Le bureau britannique de classification des films a suscité la surprise en Angleterre. L'adaptation cinématographique des aventures de l'ours Paddington, qui sortira le 28 novembre dans les salles britanniques, et le 3 décembre en France, contiendrait "de légères références sexuelles" et de "légères menaces", qui nécessiteraient "un contrôle parental".

La scène en cause. C'est une scène pourtant comique qui a fait tiquer les experts : on y voit M. Brown, le père de famille qui accueille l'ourson chez lui à Londres, déguisé en femme, se faire draguer par un autre homme. Quant aux "comportements dangereux", le BBFC pointe du doigt deux séquences : Paddington se cache dans un réfrigérateur et fait du skate-board derrière un bus. Il note enfin quelques écarts de langage.
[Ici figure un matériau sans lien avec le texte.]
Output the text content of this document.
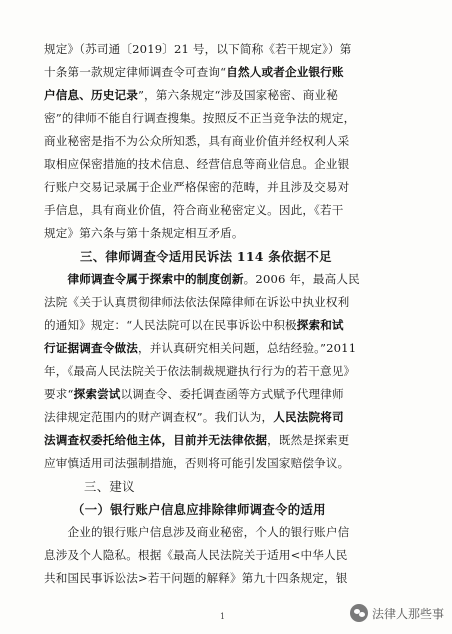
规定》（苏司通〔2019〕21 号，以下简称《若干规定》）第
十条第一款规定律师调查令可查询“自然人或者企业银行账
户信息、历史记录”，第六条规定“涉及国家秘密、商业秘
密”的律师不能自行调查搜集。按照反不正当竞争法的规定，
商业秘密是指不为公众所知悉，具有商业价值并经权利人采
取相应保密措施的技术信息、经营信息等商业信息。企业银
行账户交易记录属于企业严格保密的范畴，并且涉及交易对
手信息，具有商业价值，符合商业秘密定义。因此，《若干
规定》第六条与第十条规定相互矛盾。
三、律师调查令适用民诉法 114 条依据不足
　　律师调查令属于探索中的制度创新。2006 年，最高人民
法院《关于认真贯彻律师法依法保障律师在诉讼中执业权利
的通知》规定：“人民法院可以在民事诉讼中积极探索和试
行证据调查令做法，并认真研究相关问题，总结经验。”2011
年，《最高人民法院关于依法制裁规避执行行为的若干意见》
要求“探索尝试以调查令、委托调查函等方式赋予代理律师
法律规定范围内的财产调查权”。我们认为，人民法院将司
法调查权委托给他主体，目前并无法律依据，既然是探索更
应审慎适用司法强制措施，否则将可能引发国家赔偿争议。
三、建议
（一）银行账户信息应排除律师调查令的适用
　　企业的银行账户信息涉及商业秘密，个人的银行账户信
息涉及个人隐私。根据《最高人民法院关于适用<中华人民
共和国民事诉讼法>若干问题的解释》第九十四条规定，银
1	法律人那些事
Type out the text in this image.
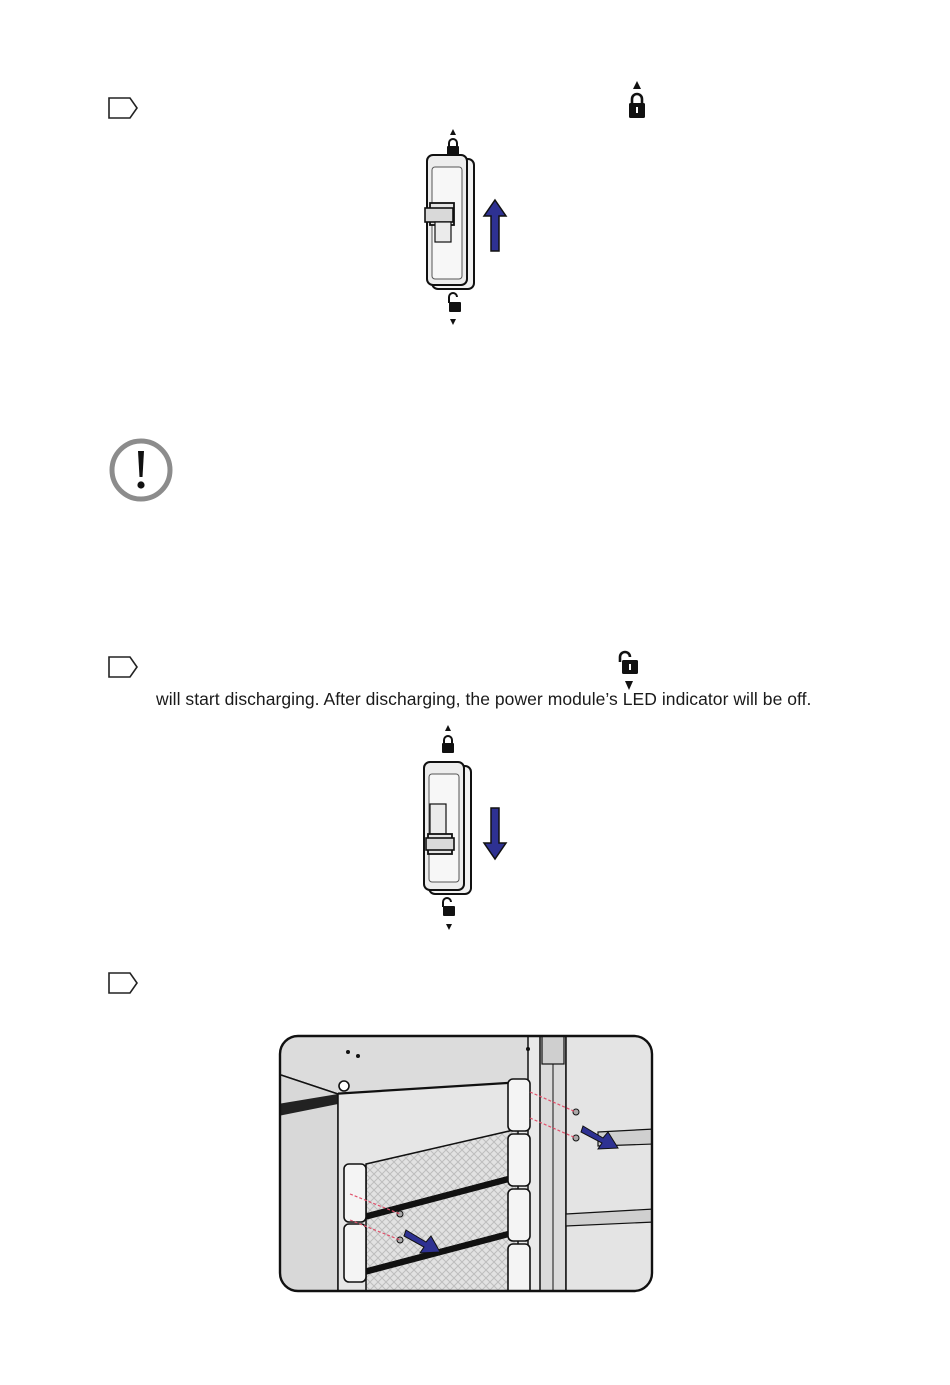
will start discharging. After discharging, the power module’s LED indicator will be off.
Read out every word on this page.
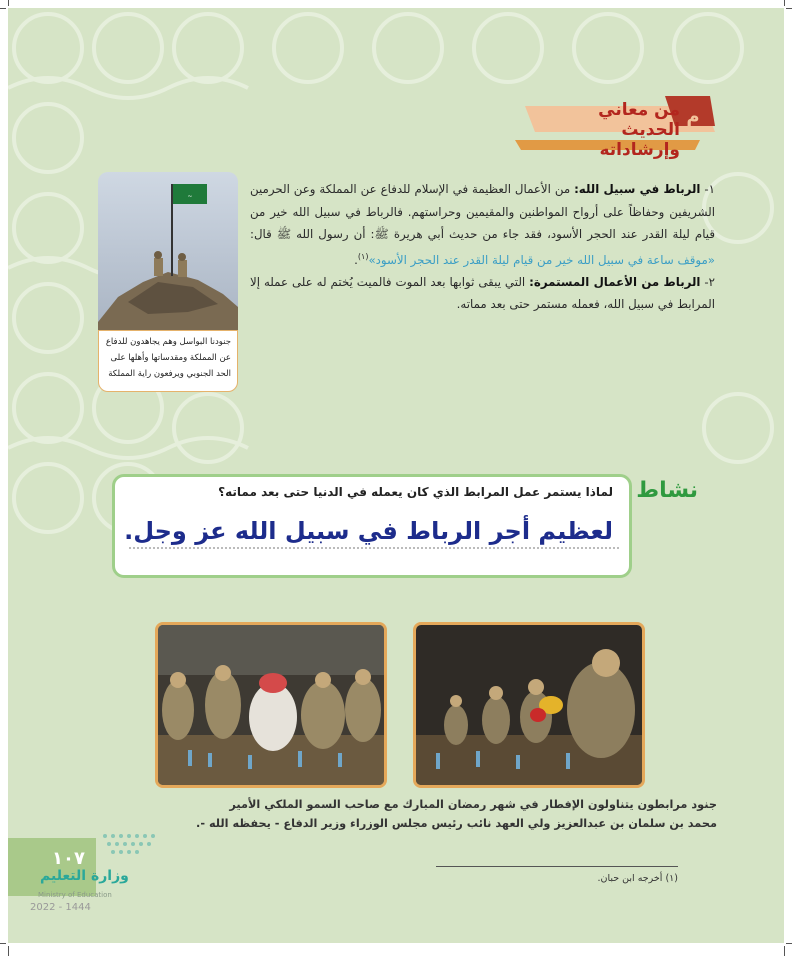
م
من معاني الحديث
وإرشاداته
~
جنودنا البواسل وهم يجاهدون للدفاع عن المملكة ومقدساتها وأهلها على الحد الجنوبي ويرفعون راية المملكة

١- الرباط في سبيل الله: من الأعمال العظيمة في الإسلام للدفاع عن المملكة وعن الحرمين الشريفين وحفاظاً على أرواح المواطنين والمقيمين وحراستهم. فالرباط في سبيل الله خير من قيام ليلة القدر عند الحجر الأسود، فقد جاء من حديث أبي هريرة ﷺ: أن رسول الله ﷺ قال: «موقف ساعة في سبيل الله خير من قيام ليلة القدر عند الحجر الأسود»$^{(١)}$.

٢- الرباط من الأعمال المستمرة: التي يبقى ثوابها بعد الموت فالميت يُختم له على عمله إلا المرابط في سبيل الله، فعمله مستمر حتى بعد مماته.

نشاط
لماذا يستمر عمل المرابط الذي كان يعمله في الدنيا حتى بعد مماته؟
لعظيم أجر الرباط في سبيل الله عز وجل.
جنود مرابطون يتناولون الإفطار في شهر رمضان المبارك مع صاحب السمو الملكي الأمير
محمد بن سلمان بن عبدالعزيز ولي العهد نائب رئيس مجلس الوزراء وزير الدفاع - يحفظه الله -.
(١) أخرجه ابن حبان.
١٠٧
وزارة التعليم
Ministry of Education
2022 - 1444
L'auteur se dit "totalement étonné". Cette décision a immédiatement suscité la colère du créateur de Paddington. Michael Bond, 88 ans, qui a imaginé le célèbre ours péruvien au duffle-coat bleu et chapeau rouge en 1958, s'est dit "totalement étonné" que l'on puisse suggérer la présence de références sexuelles dans ce film. "Je serais très en colère. Je ne pourrais pas bien dormir ce soir. Je ne peux pas imaginer ce que pourraient être les références sexuelles. Il n'y en a pas dans le livre", a-t-il déclaré au quotidien Daily Mail.

Le seul danger ? Que les enfants "fassent pipi de rire".  Même son de cloche du côté de l'acteur Hugh Bonneville, qui incarne Mr Brown dans le long-métrage. L'acteur a assuré que le film était "parfaitement regardable" par les enfants de moins de huit ans. "Je l'ai vu avec des enfants de cinq ans l'autre jour et le seul danger était qu'ils fassent pipi de rire dans leur culotte", a-t-il déclaré sur la BBC.

Après quelques heures de polémique, le BBFC a finalement confirmé qu'il maintenait la classification PG, "parental guidance", c'est-à-dire le contrôle parental, mais changeait la mention "légères références sexuelles" en simples "insinuations". Il ne s'agit là que d'un avis destiné à conseiller les parents. En France, chacun pourra se faire son opinion le 3 décembre prochain.